Yazı dizini sizlerle paylaşmadan önce kısaca Dermot Gallagher’dan bahsedelim. 1957 yılında İrlanda’da doğan Dermot, 1985-2007 yılları arasında İngiliz Futbol Ligi ve Premier Lig’de hakemlik görevi yaptı. Kariyeri boyunca 378 resmi maçta görev alan İrlandalı hakem 13 Mayıs 2007 yılında 2-2 sona eren Liverpool-Charlton Atletic maçı ile ligdeki aktif hakemlik görevini noktaladı. Resmi olarak yönettiği son karşılaşmaya 28 Temmuz 2008 yılında Cardiff City-Swindon Town hazırlık maçında çıkan Gallagher, Skysports, ITV gibi mecralarda futbol yorumculuğunu sürdürüyor.

“Ref Watch” ve Premier Lig’de ilk haftanın ardından tartışılanlar:

Bruno Fernandes’in hat-trick’ine neden izin verildi? Mohamed Salah’a penaltı verilmeli miydi? VAR’ın yeni uygulamaları işe yaradı mı? Eski Premier Lig hakemi Dermot Gallagher, yeni sezonun açılış hafta sonundaki büyük olayları kurallar üzerinden inceliyor.

Olay 1: Todd Cantwell, Mohamed Salah ile Norwich ceza sahası içinde çarpıştı, ancak penaltı vermemek doğru bir karar mıydı? Oyunun daha fazla akmasına izin veren yeni talimata göre, geçen sezon yaşansa verilecek miydi?

Karar: Karar doğru, penaltı yok.

Dermot: “Hafta sonu bunun gibi birkaç sınırda karar vardı. Cantwell içeri giriyor ve çok küçük bir temasta bulunuyor. Gerçekten ilginç bulduğum şey, oyuncuların bunu benimsemiş olması. Mo Salah’a bakarsanız, hemen ayağa kalktığını görürsünüz.

“Tribünlerin boş olduğu geçen sezona bakarsanız, oyuncuların daha uzun süre yerde yattığını ve belki de hakemlerin onları daha fazla duyduğunu görürdünüz.
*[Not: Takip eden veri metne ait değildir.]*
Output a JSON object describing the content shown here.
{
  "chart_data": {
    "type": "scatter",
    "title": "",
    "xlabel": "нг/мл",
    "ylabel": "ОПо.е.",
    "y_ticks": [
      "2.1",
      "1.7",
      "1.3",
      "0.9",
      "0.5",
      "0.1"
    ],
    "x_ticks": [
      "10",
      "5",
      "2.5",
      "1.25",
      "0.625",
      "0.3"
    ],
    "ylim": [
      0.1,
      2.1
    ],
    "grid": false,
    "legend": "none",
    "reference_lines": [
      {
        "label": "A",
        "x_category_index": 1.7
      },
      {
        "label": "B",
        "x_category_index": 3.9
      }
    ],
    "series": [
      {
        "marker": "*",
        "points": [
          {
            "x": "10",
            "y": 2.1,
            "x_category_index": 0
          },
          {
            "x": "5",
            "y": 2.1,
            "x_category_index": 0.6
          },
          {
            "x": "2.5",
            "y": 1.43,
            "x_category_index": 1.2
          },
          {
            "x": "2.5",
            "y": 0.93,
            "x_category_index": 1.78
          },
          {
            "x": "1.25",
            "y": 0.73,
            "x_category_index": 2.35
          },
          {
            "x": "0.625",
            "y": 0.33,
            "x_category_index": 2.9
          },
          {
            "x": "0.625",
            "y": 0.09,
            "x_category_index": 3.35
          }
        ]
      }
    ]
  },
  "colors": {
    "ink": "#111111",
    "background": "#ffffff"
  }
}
Burada Andre Marriner doğrudan ona bakıyor ve penaltı yok anlamında yalnızca el sallıyordu.”

Olay 2: Bruno Fernandes, Leeds’i 5-1 yendikleri maçta Victor Lindelof’un pasıyla Manchester United için hat-trick’ini tamamladı, ancak ciddi bir ofsayt beklentisi vardı. Gol, eski VAR uygulamaları altında geçen sezon geçerli olur muydu?
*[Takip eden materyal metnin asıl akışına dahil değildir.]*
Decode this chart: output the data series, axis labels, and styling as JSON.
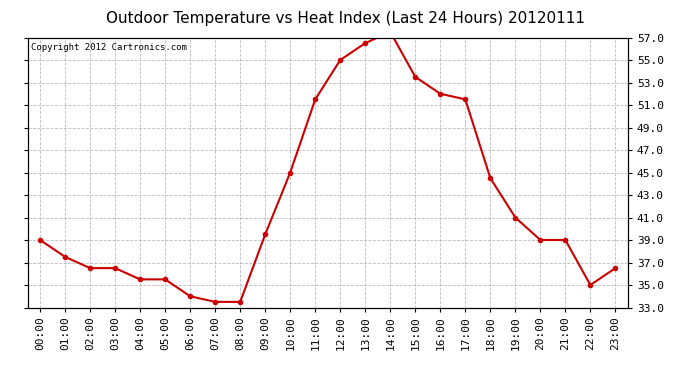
{
  "title": "Outdoor Temperature vs Heat Index (Last 24 Hours) 20120111",
  "copyright_text": "Copyright 2012 Cartronics.com",
  "x_labels": [
    "00:00",
    "01:00",
    "02:00",
    "03:00",
    "04:00",
    "05:00",
    "06:00",
    "07:00",
    "08:00",
    "09:00",
    "10:00",
    "11:00",
    "12:00",
    "13:00",
    "14:00",
    "15:00",
    "16:00",
    "17:00",
    "18:00",
    "19:00",
    "20:00",
    "21:00",
    "22:00",
    "23:00"
  ],
  "y_values": [
    39.0,
    37.5,
    36.5,
    36.5,
    35.5,
    35.5,
    34.0,
    33.5,
    33.5,
    39.5,
    45.0,
    51.5,
    55.0,
    56.5,
    57.5,
    53.5,
    52.0,
    51.5,
    44.5,
    41.0,
    39.0,
    39.0,
    35.0,
    36.5
  ],
  "line_color": "#cc0000",
  "marker": "o",
  "marker_color": "#cc0000",
  "marker_size": 3,
  "background_color": "#ffffff",
  "plot_bg_color": "#ffffff",
  "grid_color": "#bbbbbb",
  "ylim": [
    33.0,
    57.0
  ],
  "ytick_values": [
    33.0,
    35.0,
    37.0,
    39.0,
    41.0,
    43.0,
    45.0,
    47.0,
    49.0,
    51.0,
    53.0,
    55.0,
    57.0
  ],
  "title_fontsize": 11,
  "tick_fontsize": 8,
  "copyright_fontsize": 6.5,
  "line_width": 1.5,
  "figsize": [
    6.9,
    3.75
  ],
  "dpi": 100
}
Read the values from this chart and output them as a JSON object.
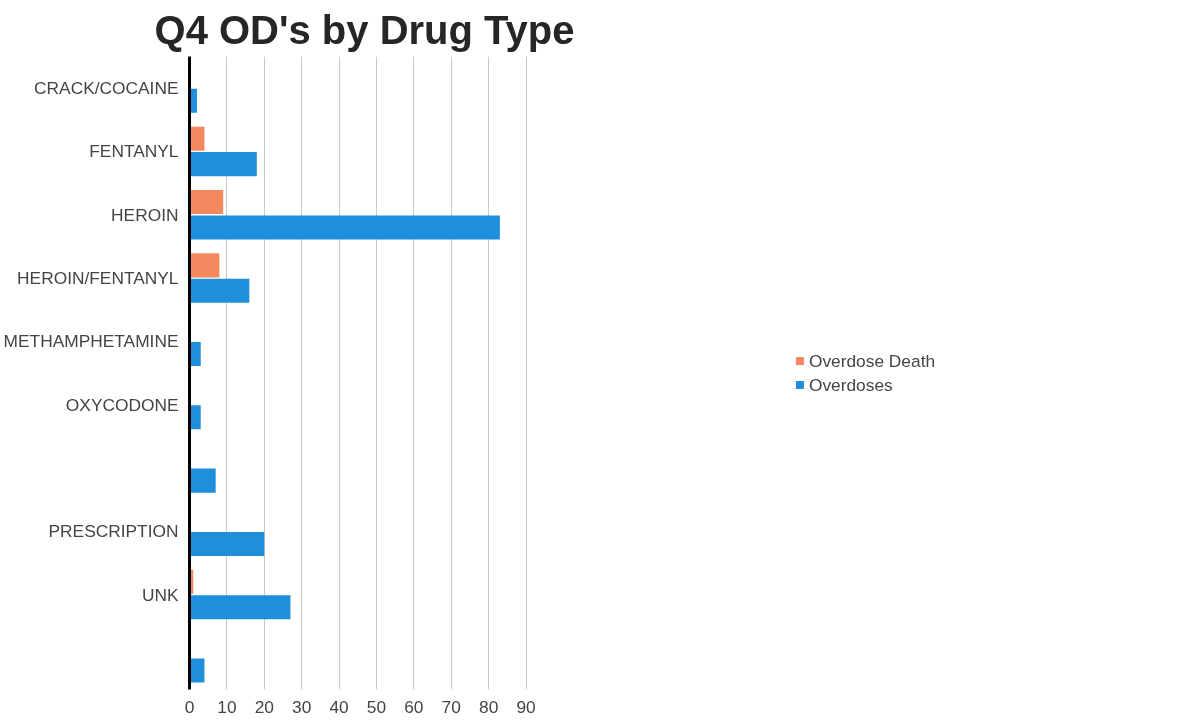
{
  "chart_data": {
    "type": "bar",
    "orientation": "horizontal",
    "title": "Q4 OD's by Drug Type",
    "categories": [
      "CRACK/COCAINE",
      "FENTANYL",
      "HEROIN",
      "HEROIN/FENTANYL",
      "METHAMPHETAMINE",
      "OXYCODONE",
      null,
      "PRESCRIPTION",
      "UNK",
      null
    ],
    "series": [
      {
        "name": "Overdose Death",
        "color": "#f4895f",
        "values": [
          0,
          4,
          9,
          8,
          0,
          0,
          0,
          0,
          1,
          0
        ]
      },
      {
        "name": "Overdoses",
        "color": "#1f8fdb",
        "values": [
          2,
          18,
          83,
          16,
          3,
          3,
          7,
          20,
          27,
          4
        ]
      }
    ],
    "xlim": [
      0,
      90
    ],
    "xticks": [
      0,
      10,
      20,
      30,
      40,
      50,
      60,
      70,
      80,
      90
    ],
    "grid": "x",
    "legend": "right"
  }
}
Karar: Gol geçtiğimiz sezonun VAR uygulamalarında geçerli sayılmazdı. -Daha kalın çizgiler, çizgiler arasında boşluk olmadan, orijinal kararın geçerli olduğu anlamına gelir.-

Dermot: “Bu, değiştirmek istediğimiz şeyin en güzel örneğiydi. Futbolun doğru şekilde oynandığını görmek istiyoruz. Daha kalın çizgileri getirdik ve gerçekten iyi bir gol oldu. Bu onun hat-trick golüydü… Bu kadar ince bir karar için bunun olmasını engellemek ister miydiniz?”

“Leeds taraftarları dışında herkes buna hayır derdi. Yapılacak doğru şey buydu. Açılış gününde işe yaradı ve ilerlemek için harika bir yol oldu.”
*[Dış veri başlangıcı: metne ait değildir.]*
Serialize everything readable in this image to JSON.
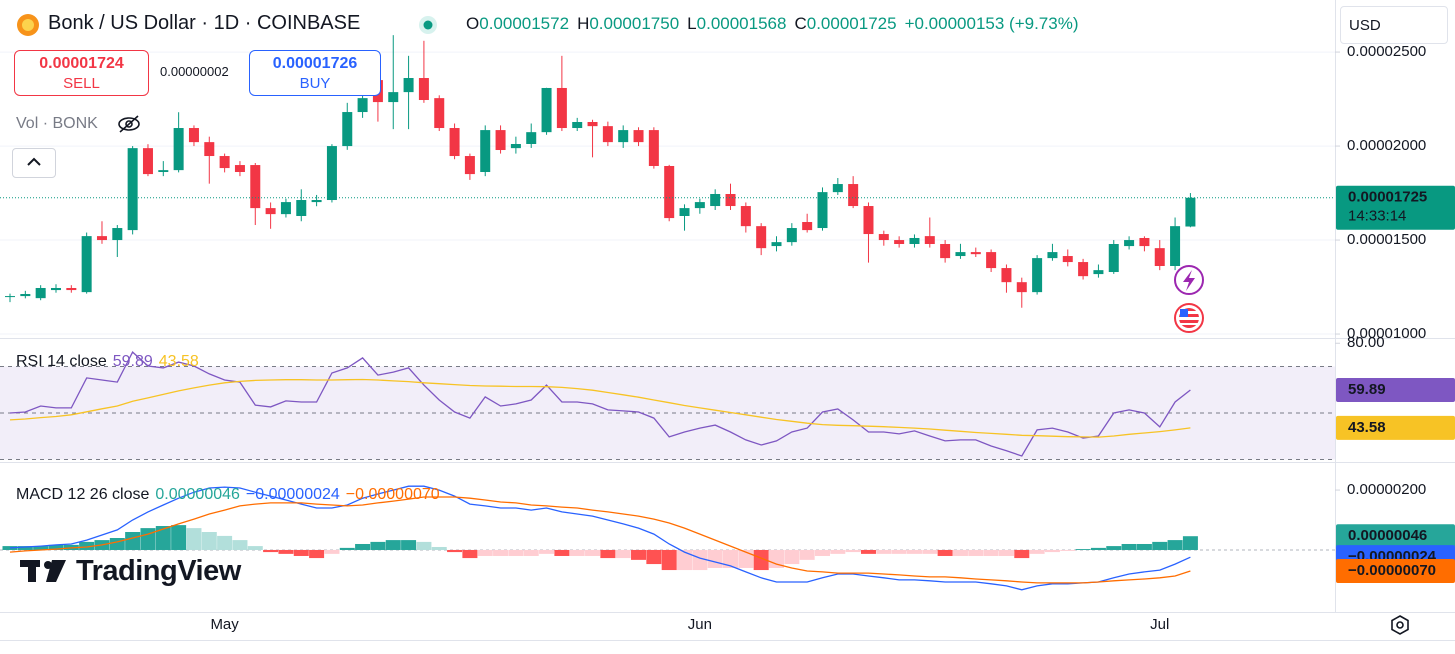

Daha kalın çizgiler neyi başarmayı hedefliyor?

Premier Lig Var sistemi bu sezon marjinal kararları belirlerken daha kalın çizgiler kullanmaya başladı.

Profesyonel Maç Hakemleri Kurulu, Premier Lig kulüplerinin geçtiğimiz sezon bir VAR anketinde geri bildirimde bulunmalarının ardından yapılan değişikliğin hücum eden takıma fayda sağlayacağını umut ediyor.

Bu, bir oyuncunun ayak parmağı nedeniyle bir golün reddedilmesine yol açan durumları, birçok taraftarın, oyuncunun ve uzmanın oyunu mahvettiğini düşündüğü anları ortadan kaldıracak.

Olay 3: Jacob Murphy ceza sahası içinde Pablo Fornals’a faul yaptı ve West Ham bir penaltı kazandı. Olay, penaltı vuruşunun verilmesine ilişkin saha kararı bozulmadan önce VAR tarafından incelendi.

Hakem Martin Atkinson, kararını desteklemek için saha kenarı monitörünü kullanmadı, bu durum Newcastle menajeri Steve Bruce’un hayal kırıklığına uğramasına neden oldu.

Karar: Hatalı karar. Penaltı verilmemeliydi.

Dermot: “Gördüğümde içgüdüsel tepkim topu almış olduğuydu. Tekrarı izlediğimde, topu aldığını görebiliyordum. Bir olaya tekrar tekrar baktığınızda, bir şüphe unsuru oluşur. Tek bir tekrarla çabucak karar verebilirseniz, bu benim için bir hatadır.”

“VAR onu ekrana göndermiş olsaydı, Martin Atkinson’ın fikrini değiştireceğine inanıyorum.”

Olay 4: Sergio Canos’un Brentford içn açılış golü geçerli sayıldı. Fakat top Calum Chambers’ın topu kenar çizgisinden uzaklaştırdığı sırada oyun dışına çıkmış mıydı?

Karar: Karar doğru. Gol.

Dermot: “Topun oyundan çıktığına beni ikna edecek hiçbir şey yok. Bu kesin. Gol Çizgisi Sistemi’nin çizgileri sadece kalenin içinden geçer, böylece topun oyun dışına çıkıp çıkmadığını kapsamaz.

“Pozisyon asistana geliyor ve açısını gördüğünüzde, bakış açısının direk tarafından kısmen engellendiğini görüyoruz, bu da topun hala oyunda olduğunu gösteriyor. VAR, oyunun dışına çıkıp çıkmadığını görmek için her golü kontrol edebilir, ancak bu durumda, topun çıktığına dair bir kanıt yok.

Olay 5: James Tarkowski’nin açılış golü, Burnley defans oyuncusunun gol öncesinde Brighton forveti Neal Maupay’e faul yapmasına rağmen geçerli sayıldı.

Karar: Hatalı karar. Gol iptal edilmeliydi.

Dermot: “Faul olduğunu düşündüm. Bence bir oyuncuya iki elinizi koyup iterseniz, faul verilmesini beklemelisiniz. Hakemin savunması ise şu olabilir, Maupay topa bir kez bile bakmıyor. Sadece engelleyici olarak orada, yani hafifletici bir durum var. Tarkowski, ‘eğer topa sen gitmeyeceksen, o zaman ben giderim’ diye düşünüyor.”

“Kollarını açarak faul yapma riskini üstleniyor ve eğer faul verilmiş olsaydı çok fazla şikayet edeceğini sanmıyorum.”